Les combattants étrangers en Syrie retourneront dans leur pays africain d’origine, avec une augmentation correspondante de la menace d’attaques terroristes dans ces pays.

Les affiliés de l’EIIL en Afrique seront renforcés à mesure que l’EIIL déplace son centre de gravité de la Syrie vers la Libye.

L’effondrement de l’EIIL en Syrie affaiblira les affiliés de l’EIIL en Afrique.

Il existe certainement un nombre important d’Africains qui sont allés combattre sous l’égide de l’EIIL en Irak et en Syrie. Près de 1.000 combattants étrangers sont retournés en Tunisie et au Maroc. 

Des études conduites à l’université de Leyde aux Pays-Bas ont estimé que ceux qui se sont rendus en Syrie sont moins susceptibles de se considérer comme des terroristes locaux que les sympathisants de l’EIIL qui sont restés chez eux. En outre, selon l’examen des attaques terroristes qui ont été déjouées, le nombre de conspirations engageant des sympathisants EIIL restés sur place était plus du double de celles engageant des combattants étrangers revenus chez eux après être allés en Syrie. 

En Tunisie, l’EIIL et al-Qaïda recrutent une nouvelle génération de jeunes pour conduire des attaques terroristes chez eux, y compris celle de juillet 2018 près de la frontière algérienne qui a provoqué la mort de 6 gardes nationaux.

« C’est principalement un phénomène d’origine intérieure », a déclaré au Washington Post Matt Herbert, partenaire chez Maharbal, une firme d’experts-conseils sur la sécurité basée à Tunis. « La majorité des Tunisiens qui ont survécu à la Libye et la Syrie ne sont pas revenus. »

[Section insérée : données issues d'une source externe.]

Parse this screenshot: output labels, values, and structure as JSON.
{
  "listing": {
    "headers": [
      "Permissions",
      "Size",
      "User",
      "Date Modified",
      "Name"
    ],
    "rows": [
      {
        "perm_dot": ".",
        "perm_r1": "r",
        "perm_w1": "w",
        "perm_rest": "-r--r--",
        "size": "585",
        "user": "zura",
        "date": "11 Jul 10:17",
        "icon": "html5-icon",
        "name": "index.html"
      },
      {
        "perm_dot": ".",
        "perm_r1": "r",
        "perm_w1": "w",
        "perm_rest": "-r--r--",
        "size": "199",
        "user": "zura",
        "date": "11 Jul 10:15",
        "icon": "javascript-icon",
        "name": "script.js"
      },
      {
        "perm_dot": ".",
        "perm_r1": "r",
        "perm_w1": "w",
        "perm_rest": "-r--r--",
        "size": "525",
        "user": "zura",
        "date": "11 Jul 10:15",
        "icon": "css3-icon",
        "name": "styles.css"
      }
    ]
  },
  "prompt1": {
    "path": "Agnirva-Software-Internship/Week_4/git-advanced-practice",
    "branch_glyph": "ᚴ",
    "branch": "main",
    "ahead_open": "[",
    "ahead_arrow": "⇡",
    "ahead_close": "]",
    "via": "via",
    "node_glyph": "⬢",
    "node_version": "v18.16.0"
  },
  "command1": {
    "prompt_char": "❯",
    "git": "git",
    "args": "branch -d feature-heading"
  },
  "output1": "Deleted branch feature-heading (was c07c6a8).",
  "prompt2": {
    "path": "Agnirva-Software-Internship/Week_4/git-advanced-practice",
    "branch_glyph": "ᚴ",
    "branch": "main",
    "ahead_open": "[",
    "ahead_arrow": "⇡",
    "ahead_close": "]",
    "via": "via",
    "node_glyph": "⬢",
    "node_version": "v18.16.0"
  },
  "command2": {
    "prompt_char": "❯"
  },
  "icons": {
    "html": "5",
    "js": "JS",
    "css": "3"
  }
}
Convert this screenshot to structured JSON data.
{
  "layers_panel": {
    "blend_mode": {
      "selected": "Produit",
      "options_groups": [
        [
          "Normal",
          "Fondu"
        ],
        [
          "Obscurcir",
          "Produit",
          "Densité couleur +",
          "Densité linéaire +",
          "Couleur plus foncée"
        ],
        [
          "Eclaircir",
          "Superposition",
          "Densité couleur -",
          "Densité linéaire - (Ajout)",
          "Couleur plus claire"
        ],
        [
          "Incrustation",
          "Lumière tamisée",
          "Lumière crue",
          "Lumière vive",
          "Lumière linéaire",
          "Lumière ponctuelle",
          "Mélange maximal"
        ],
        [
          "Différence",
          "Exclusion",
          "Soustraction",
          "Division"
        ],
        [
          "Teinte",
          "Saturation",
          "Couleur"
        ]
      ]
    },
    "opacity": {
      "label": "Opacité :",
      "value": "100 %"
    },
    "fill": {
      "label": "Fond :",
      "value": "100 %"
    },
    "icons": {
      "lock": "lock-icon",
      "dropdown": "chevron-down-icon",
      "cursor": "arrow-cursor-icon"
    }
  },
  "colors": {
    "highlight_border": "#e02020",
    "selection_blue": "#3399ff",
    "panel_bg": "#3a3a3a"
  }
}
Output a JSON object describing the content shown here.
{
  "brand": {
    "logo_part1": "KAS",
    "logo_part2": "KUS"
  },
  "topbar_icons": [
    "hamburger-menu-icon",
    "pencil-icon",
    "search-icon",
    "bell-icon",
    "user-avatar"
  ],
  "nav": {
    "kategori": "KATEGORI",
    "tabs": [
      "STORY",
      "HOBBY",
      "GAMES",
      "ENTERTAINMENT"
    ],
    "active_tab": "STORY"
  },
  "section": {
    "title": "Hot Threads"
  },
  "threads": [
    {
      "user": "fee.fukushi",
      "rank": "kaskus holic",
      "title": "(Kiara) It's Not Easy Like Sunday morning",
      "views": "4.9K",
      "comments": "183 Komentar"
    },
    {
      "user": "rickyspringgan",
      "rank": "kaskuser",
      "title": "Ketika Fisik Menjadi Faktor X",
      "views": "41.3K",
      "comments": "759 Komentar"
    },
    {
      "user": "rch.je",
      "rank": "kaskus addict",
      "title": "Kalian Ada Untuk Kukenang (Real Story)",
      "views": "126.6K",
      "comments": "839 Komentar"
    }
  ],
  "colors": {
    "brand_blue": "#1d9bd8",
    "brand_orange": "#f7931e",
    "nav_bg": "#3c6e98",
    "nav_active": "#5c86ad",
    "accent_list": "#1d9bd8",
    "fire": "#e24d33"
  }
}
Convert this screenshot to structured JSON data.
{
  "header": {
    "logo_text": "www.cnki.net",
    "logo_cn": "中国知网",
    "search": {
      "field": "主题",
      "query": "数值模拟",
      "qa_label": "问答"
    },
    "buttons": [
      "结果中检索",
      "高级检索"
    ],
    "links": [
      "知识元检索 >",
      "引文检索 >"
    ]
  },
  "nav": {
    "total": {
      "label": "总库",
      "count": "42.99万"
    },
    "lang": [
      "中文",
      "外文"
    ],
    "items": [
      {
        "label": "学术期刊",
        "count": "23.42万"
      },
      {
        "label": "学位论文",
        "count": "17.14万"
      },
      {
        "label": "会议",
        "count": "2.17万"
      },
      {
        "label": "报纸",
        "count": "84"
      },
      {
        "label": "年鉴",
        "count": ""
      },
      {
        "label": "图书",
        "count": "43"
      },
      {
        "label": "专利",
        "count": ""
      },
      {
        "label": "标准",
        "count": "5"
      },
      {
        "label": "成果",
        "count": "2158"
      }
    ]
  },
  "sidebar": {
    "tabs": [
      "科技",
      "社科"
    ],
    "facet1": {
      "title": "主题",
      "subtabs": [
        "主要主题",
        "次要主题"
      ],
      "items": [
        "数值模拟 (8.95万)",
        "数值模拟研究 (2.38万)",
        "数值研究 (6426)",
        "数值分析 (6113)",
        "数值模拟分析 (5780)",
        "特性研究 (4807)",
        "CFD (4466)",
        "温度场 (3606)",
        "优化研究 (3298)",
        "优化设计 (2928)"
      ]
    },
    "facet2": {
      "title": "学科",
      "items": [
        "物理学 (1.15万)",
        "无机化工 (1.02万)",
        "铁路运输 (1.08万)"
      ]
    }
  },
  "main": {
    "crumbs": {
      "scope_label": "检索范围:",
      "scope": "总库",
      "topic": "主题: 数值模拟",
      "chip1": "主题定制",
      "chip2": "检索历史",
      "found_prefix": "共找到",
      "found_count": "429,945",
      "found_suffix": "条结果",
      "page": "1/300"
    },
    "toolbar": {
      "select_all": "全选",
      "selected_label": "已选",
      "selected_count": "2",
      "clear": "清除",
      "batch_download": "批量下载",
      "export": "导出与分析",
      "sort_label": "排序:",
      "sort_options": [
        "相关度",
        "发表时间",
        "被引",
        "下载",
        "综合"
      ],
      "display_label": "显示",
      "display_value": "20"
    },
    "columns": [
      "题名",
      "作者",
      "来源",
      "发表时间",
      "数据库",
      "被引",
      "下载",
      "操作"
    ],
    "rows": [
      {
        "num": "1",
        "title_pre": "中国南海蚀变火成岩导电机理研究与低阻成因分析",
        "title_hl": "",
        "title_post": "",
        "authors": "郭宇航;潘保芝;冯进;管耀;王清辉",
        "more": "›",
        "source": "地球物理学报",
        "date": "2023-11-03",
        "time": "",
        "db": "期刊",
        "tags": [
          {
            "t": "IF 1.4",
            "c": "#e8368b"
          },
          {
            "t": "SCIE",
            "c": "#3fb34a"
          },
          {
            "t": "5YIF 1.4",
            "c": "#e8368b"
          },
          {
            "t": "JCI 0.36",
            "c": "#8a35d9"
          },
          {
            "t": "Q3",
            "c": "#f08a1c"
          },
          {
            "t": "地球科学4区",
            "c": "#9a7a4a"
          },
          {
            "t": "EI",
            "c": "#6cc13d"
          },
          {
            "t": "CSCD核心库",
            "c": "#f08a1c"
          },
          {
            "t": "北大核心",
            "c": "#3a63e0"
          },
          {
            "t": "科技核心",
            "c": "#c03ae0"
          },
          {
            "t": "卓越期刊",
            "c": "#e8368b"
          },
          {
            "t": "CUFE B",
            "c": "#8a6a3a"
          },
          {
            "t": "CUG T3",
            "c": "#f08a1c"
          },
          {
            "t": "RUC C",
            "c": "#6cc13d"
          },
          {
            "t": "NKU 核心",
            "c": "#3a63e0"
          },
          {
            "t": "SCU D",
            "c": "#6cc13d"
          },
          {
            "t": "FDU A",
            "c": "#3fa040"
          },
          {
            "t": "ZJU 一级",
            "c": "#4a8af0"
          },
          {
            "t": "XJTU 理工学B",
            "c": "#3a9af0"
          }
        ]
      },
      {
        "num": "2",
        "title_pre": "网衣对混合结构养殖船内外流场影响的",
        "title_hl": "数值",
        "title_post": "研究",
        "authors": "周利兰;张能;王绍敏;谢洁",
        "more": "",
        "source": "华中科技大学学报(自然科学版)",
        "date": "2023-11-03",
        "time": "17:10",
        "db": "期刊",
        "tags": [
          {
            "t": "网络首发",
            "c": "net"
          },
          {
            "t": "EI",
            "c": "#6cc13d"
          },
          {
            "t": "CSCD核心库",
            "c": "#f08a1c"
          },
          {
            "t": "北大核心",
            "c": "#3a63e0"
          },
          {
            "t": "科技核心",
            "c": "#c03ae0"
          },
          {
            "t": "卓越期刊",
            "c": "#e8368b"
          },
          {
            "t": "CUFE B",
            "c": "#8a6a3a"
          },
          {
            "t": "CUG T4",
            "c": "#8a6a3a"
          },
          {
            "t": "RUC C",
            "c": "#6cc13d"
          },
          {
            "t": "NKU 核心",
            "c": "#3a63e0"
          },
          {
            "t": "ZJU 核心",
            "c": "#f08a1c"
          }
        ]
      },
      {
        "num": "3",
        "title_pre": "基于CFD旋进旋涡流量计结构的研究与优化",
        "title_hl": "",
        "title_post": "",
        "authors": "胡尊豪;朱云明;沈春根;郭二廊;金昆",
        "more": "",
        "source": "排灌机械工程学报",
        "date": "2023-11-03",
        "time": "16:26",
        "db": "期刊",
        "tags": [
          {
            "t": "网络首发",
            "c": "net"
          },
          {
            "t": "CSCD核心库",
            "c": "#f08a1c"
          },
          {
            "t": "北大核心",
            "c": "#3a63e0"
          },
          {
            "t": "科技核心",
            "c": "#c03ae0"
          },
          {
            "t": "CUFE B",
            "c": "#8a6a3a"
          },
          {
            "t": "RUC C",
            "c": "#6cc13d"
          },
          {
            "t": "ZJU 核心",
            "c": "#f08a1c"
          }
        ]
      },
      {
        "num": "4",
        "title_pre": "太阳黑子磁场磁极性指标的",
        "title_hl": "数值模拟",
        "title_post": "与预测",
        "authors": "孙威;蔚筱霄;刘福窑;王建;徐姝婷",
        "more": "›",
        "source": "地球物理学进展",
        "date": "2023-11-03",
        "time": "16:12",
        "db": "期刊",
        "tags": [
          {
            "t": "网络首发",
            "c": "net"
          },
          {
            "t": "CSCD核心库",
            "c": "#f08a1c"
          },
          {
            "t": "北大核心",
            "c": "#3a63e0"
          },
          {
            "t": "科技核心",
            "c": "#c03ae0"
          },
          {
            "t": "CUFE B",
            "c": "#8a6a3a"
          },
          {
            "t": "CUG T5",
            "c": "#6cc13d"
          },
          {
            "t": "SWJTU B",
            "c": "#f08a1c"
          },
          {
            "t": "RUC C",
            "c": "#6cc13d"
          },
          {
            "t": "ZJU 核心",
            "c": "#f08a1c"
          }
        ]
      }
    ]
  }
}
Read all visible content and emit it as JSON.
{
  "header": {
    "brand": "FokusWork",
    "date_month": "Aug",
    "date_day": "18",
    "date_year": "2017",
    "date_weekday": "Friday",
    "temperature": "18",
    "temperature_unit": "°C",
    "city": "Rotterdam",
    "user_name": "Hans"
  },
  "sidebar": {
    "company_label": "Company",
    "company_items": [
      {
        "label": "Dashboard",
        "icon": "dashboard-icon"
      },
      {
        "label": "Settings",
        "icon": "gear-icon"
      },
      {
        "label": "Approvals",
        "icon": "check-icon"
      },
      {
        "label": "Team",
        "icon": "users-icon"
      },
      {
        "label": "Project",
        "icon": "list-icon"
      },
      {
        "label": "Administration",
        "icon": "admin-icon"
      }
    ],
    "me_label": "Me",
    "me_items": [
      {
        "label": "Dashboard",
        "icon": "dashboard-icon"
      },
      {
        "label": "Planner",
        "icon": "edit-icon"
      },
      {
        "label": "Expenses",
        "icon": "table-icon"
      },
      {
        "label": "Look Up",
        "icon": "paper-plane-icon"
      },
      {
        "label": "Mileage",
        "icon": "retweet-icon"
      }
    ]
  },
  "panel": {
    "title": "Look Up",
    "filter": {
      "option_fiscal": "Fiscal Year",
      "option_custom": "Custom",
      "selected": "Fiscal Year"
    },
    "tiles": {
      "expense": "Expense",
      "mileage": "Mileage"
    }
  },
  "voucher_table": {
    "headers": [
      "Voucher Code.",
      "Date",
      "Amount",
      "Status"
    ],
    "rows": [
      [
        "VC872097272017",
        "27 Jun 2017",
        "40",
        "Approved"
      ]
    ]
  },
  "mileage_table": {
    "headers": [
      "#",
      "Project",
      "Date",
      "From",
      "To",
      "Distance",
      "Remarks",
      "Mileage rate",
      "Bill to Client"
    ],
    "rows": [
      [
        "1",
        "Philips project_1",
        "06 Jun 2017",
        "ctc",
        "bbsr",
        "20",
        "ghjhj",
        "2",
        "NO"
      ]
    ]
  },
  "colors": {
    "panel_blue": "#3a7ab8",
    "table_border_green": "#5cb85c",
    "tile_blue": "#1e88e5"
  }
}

La police cherche les effets personnels des civils au site d’une explosion à Tunis, Tunisie. REUTERS

Tournure inattendue : le taux de décès des combattants de l’EIIL est supérieur aux prévisions.

« Nous ne constatons pas beaucoup de gens qui quittent le califat, parce que la plupart de ces gens sont morts maintenant », déclare le lieutenant-général Kenneth F. McKenzie Jr. du Corps des fusiliers marins américains au New York Times. « Certains d’entre eux se retrouvent enterrés. »

« Je dis depuis longtemps qu’il n’y aura pas de “vague” de gens qui reviennent, plutôt des retours peu nombreux mais réguliers, et c’est bien ce que nous constatons », déclare Peter Neumann du centre international pour l’étude de la radicalisation au King’s College de Londres, selon un article du Times.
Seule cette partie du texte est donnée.